Я посмотрел на Мойшу. Теперь он прятал свои глаза-щели. Но если я в начале под его прямым взглядом, чувствовал легкую враждебность из-за моего неосторожного высказывания, то сейчас стал ощущать исходящую от него ненависть ко мне.

— Так, что решишь Каган? — Услышал я бодрый голос «своего» прадеда.

— Да, вожди! — Сказал я, сглотнув слюну в неожиданно пересохшее горло, — я не хотел никого оскорбить, но мы не пойдем на гузов, — не обращая внимания на возмущенные возгласы вождей продолжил, — Кокан побоится направлять помощь гузам, так как сам будет рисковать тем, что посланные им воины перейдут под мою власть. Ведь даже сейчас ко мне откочевало больше десяти тысяч юрт гуннов недовольных Коканом. А вот если мы сами атакуем гузов, каспанов и шамшады то они откочуют и укроются в горах Алтая принадлежащих динлинам. Следуя священным законам гостеприимства дарованных нам Тенгри и завещанных предками, динлины и гунны Кокана защитят своих гостей. Тогда мы ввяжемся в затяжную, жестокую, братоубийственную войну и дадим возможность Шимыру укрепить свою власть среди усуней. И вот тогда, с востока нам будут угрожать усуни, усиленные сотнями тысяч солдат империи Хань, а с севера все тот же Кокан. Пусть даже без предателей гузов. Если мы все-таки, сумеем привести их к тому времени к покорности!

— Как только мы окажемся на землях усуней, гузы и присоединившиеся к восстанию роды канглы разорят наши кочевья! — сказал один из вождей под громкое одобрение остальных.

— Я ведь не сказал, что оставлю без защиты наши кочевья! Для того, что бы расправится с Шимыром, мне достаточно будет и моих воинов, которых сейчас у меня больше трех туменов. Но вы все знаете, что я дал клятву Тураки-хатун перед Отцом нашим Тенгри и святыми духами предков, что отомщу за смерть своего отца. И потому, после смерти Шимыра и, после утверждения кунбеком усуней Буюка, я сразу же отправлюсь в поход на Восток. Вот тогда помощь храбрых канглы мне понадобится для борьбы с Коканом и империей Хань, которые, я уверен, вышлют ему в помощь, как и в прошлый раз, всю свою северную армию.
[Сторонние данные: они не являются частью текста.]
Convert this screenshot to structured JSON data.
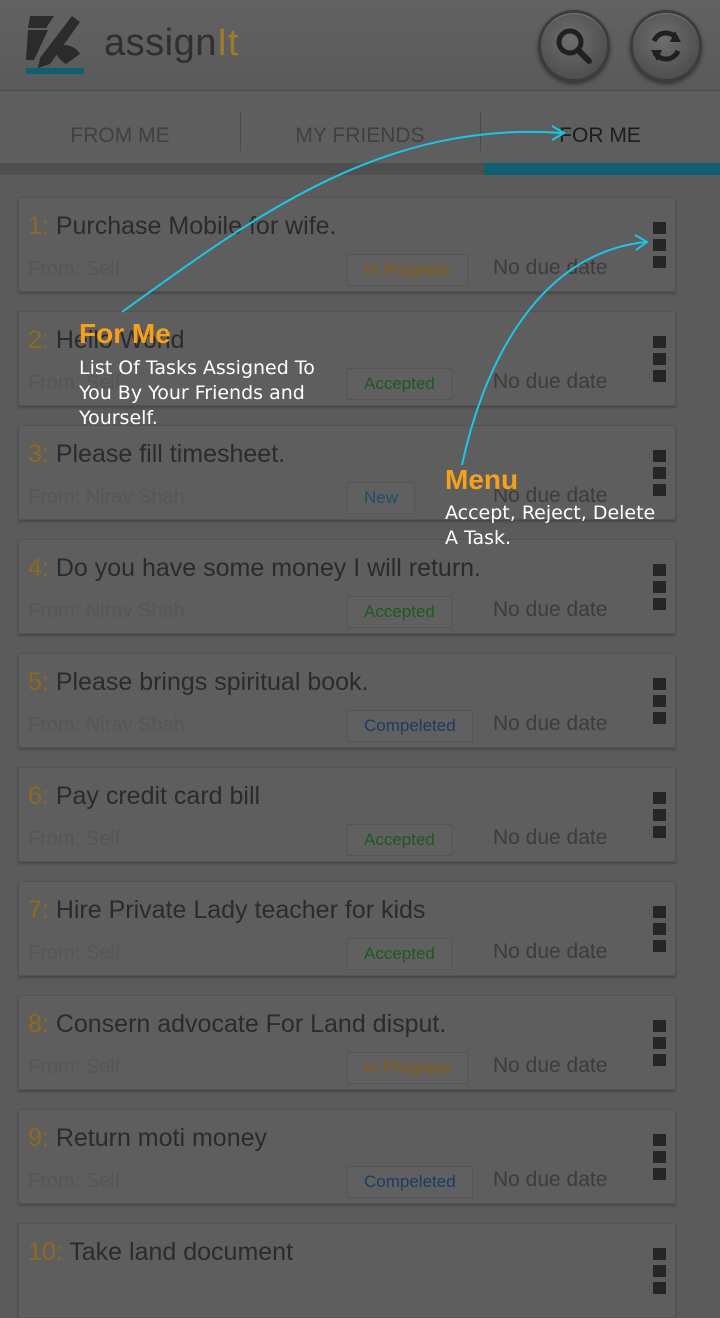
{
  "app": {
    "name_main": "assign",
    "name_accent": "It"
  },
  "header": {
    "search_icon": "search-icon",
    "refresh_icon": "refresh-icon"
  },
  "tabs": [
    {
      "label": "FROM ME",
      "active": false
    },
    {
      "label": "MY FRIENDS",
      "active": false
    },
    {
      "label": "FOR ME",
      "active": true
    }
  ],
  "colors": {
    "accent": "#0f5e72",
    "number": "#8f6a1e",
    "coach_title": "#f5a11b",
    "arrow": "#1cc6e8",
    "status_in_progress": "#8a5d14",
    "status_accepted": "#1d5a1d",
    "status_new": "#1c4e68",
    "status_compeleted": "#1b3b63"
  },
  "tasks": [
    {
      "num": "1:",
      "title": "Purchase Mobile for wife.",
      "from": "From: Self",
      "status": "In Progress",
      "status_type": "in_progress",
      "due": "No due date"
    },
    {
      "num": "2:",
      "title": "Hello World",
      "from": "From: Self",
      "status": "Accepted",
      "status_type": "accepted",
      "due": "No due date"
    },
    {
      "num": "3:",
      "title": "Please fill timesheet.",
      "from": "From: Nirav Shah",
      "status": "New",
      "status_type": "new",
      "due": "No due date"
    },
    {
      "num": "4:",
      "title": "Do you have some money I will return.",
      "from": "From: Nirav Shah",
      "status": "Accepted",
      "status_type": "accepted",
      "due": "No due date"
    },
    {
      "num": "5:",
      "title": "Please brings spiritual book.",
      "from": "From: Nirav Shah",
      "status": "Compeleted",
      "status_type": "compeleted",
      "due": "No due date"
    },
    {
      "num": "6:",
      "title": "Pay credit card bill",
      "from": "From: Self",
      "status": "Accepted",
      "status_type": "accepted",
      "due": "No due date"
    },
    {
      "num": "7:",
      "title": "Hire Private Lady teacher for kids",
      "from": "From: Self",
      "status": "Accepted",
      "status_type": "accepted",
      "due": "No due date"
    },
    {
      "num": "8:",
      "title": "Consern advocate For Land disput.",
      "from": "From: Self",
      "status": "In Progress",
      "status_type": "in_progress",
      "due": "No due date"
    },
    {
      "num": "9:",
      "title": "Return moti money",
      "from": "From: Self",
      "status": "Compeleted",
      "status_type": "compeleted",
      "due": "No due date"
    },
    {
      "num": "10:",
      "title": "Take land document",
      "from": "",
      "status": "",
      "status_type": "",
      "due": ""
    }
  ],
  "coach": {
    "for_me": {
      "title": "For Me",
      "desc": "List Of Tasks Assigned To You By Your Friends and Yourself."
    },
    "menu": {
      "title": "Menu",
      "desc": "Accept, Reject, Delete A Task."
    }
  }
}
Все посмотрели на Ужаса, который сидел, повернув голову в сторону от меня. По всему было видно, что он не доволен моим решением в отношении него, и я понимал почему…

Но больше новости о возможном возведении на трон усуней Ужаса, их заинтересовала перспектива войны с империей Хань, которая сулила им огромную добычу, еще большую, чем они получали по результатам набегов на Хорезм, Парфян и Согдиану, жители которых привыкли к постоянным нападениям кочевников и научились отбиваться от них. А победа только над солдатами Чен Тана обогатила всех участников войны с ним, а оставшиеся в стороне жгуче завидовали им.

Я смотрел на вождей и понимал, что каждый сейчас сидит и представляет себя в окружении десятков изнеженных ханьских наложниц, как тысячи верблюдов груженных награбленным в империи шелком, серебром и золотом следуют в их кочевья. Ухмыльнувшись про себя, посмотрел на Баджанака. На его лице уже не было той улыбки, но он продолжал смотреть на меня с одобрением.

— Так вот, вожди. Я предлагаю оставить для борьбы с гузами кыпсаков, так как земли обоих этих племен находятся в непосредственной близости. В помощь им послать Сакмана и его тумен, а также аланов. Этого будет достаточно, для защиты наших кочевий.

Я оглядел всех, смотря поочередно в глаза каждому, и видел в них жажду крови и наживы.

— Если нет возражений, то всем быть готовым выступить через три дня.